I agree that it doesn't make you a bad mother to not live with your kids. Sometimes its in the best interest of the children.

I am a father who has full custody of my daughter. I've had her since her mother walked out a few months after she was born (she was still on maternity and I was left with an infant - so had to sort out childcare, house payments, bills, etc). She decided she wasn't maternal and didn't want to be with me. We divorced and she willingly gave me full custody legally. She hardly saw her at first, but now she sees her every other weekend and they have slowly built up a relationship over the years. I am remarried to a wonderful woman who has been a caring stepmother since my daughter was one and encourages my daughter to have contact with her mother. My daughter has a secure, comfortable home with a two parent household. Its just not with her mother.

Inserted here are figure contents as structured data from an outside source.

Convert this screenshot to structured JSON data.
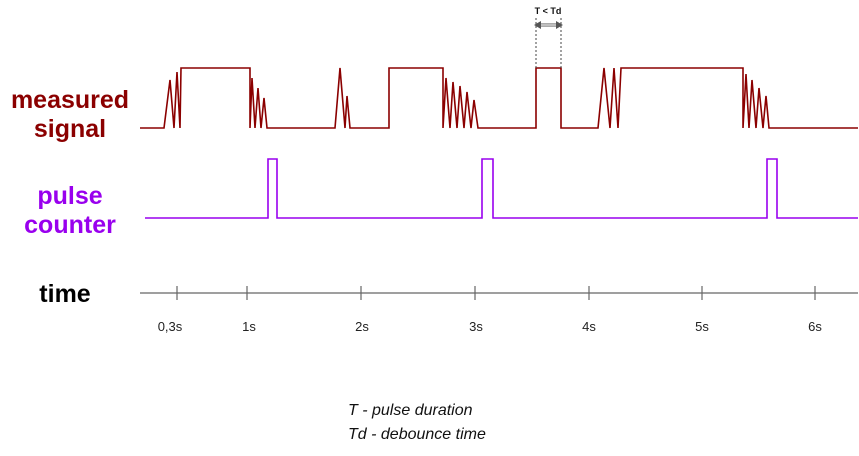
{
  "labels": {
    "measured": "measured signal",
    "pulse": "pulse counter",
    "time": "time"
  },
  "annotation": {
    "t_vs_td": "T < Td"
  },
  "legend": {
    "t": "T - pulse duration",
    "td": "Td - debounce time"
  },
  "axis": {
    "ticks": [
      "0,3s",
      "1s",
      "2s",
      "3s",
      "4s",
      "5s",
      "6s"
    ]
  },
  "colors": {
    "measured": "#8b0000",
    "pulse": "#9900ee",
    "axis": "#666666"
  }
}
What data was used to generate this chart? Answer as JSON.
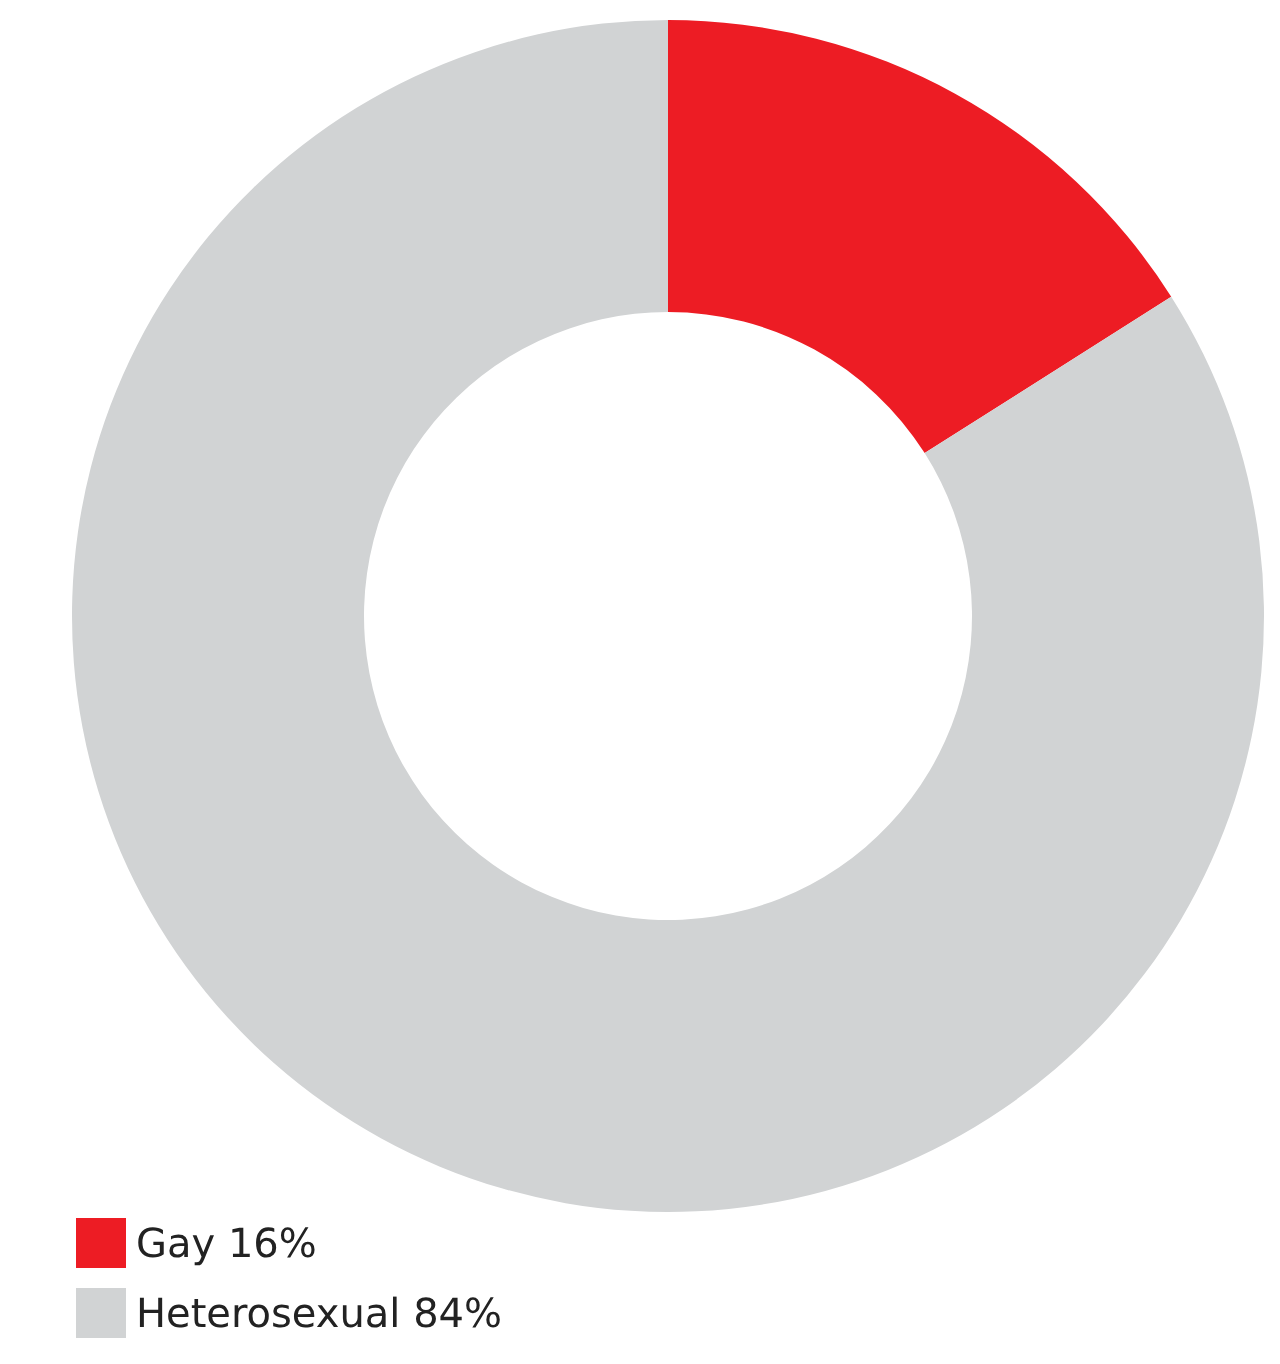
{
  "chart_data": {
    "type": "donut",
    "categories": [
      "Gay",
      "Heterosexual"
    ],
    "values": [
      16,
      84
    ],
    "value_labels": [
      "16%",
      "84%"
    ],
    "colors": [
      "#ed1c24",
      "#d1d3d4"
    ],
    "legend": "bottom left"
  }
}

Every family is different for different reasons and circumstances that work for one may not work for another. I would never look down on the parent that doesn't have custody of their children. My ex-wife was not cut out to be a mother - she hasn't had any kids since - and I love being a father.
*Tom  12-Dec-2007 09:55

 
by the way my email is fiona.clarkson@hotmail.co.uk if anyone feels like they want to chat, would be nice to get to know some mums who are living with this pain as I am - but please dont email if you are going to be abusive or tell me what a bad mum I am - its hard enough every day without all that.
*Fiona  07-Dec-2007 22:43

 
I left my kids (aged 3 and 6 now) with their Dad as I felt that just because I didnt love him anymore didnt mean he was a bad person and shouldnt lose his children as well as his wife.
After a nightmare divorce we sorted things out so I could see the girls every weekend and it worked until I was sexually assaulted by someone and had a breakdown, I asked for 6 months to get my head together without seeing the chiildren, I felt I couldnt cope with looking after them, I was crying all the time, short tempered and self harming and didnt want my children witnessing that. He said 'walk away now and stay away for good' that was 9 months ago and he's got a court order suspending all contact so I cant even send a card to my children on their birthdays, and Im too frightened to fight him in court as he makes my life unbearable, I took an overdose the last time around. I deal with the judgement of other women - they look at me like Im the devil incarnate and tell me nothing would stop them seeing their kids etc etc. I just say walk a mile in my shoes before you tell me you would have done things differently.
I just live day by day waiting until they get to 16 and the court order becomes invalid - as soon as they get to 16 Im writing to them with my address and I hope they will want to meet me. Until then Im living a half life, I try to be happy and live life normally but everytime I laugh or have fun Ive got a little voice in my head saying 'you shouldnt be enjoying yourself you dont see your kids' its hell.
*Fiona  07-Dec-2007 22:00

 
I would most certainly welcome being able to discuss the situation I have gone thru. It's like soemthing out of an ongoing saga and half the time I cannot believe I am living it. It's also very comforting (in an odd sort of way) to know I am not alone and can hopefully gain some insight from those who have survived the same or worse.
*Desperate Mom who misses son.  06-Dec-2007 18:33

 
Hello, to all those mums that are struggling to come to terms with being apart from there children, for what ever reason. I myself have been apart from my 2 children for 3 years now, and I find it difficult each day to come to terms with day to day life. I do have a wonderful new partner and am very happy together.

I have been browsing the net this evening and have not found any website that gives help and support for women like myself. I am sure that are many women like myself, that just need to know that they have in no means failed in motherhood. I would like to share comments with mums such as myself.

Thank you for taking time to read my thoughts.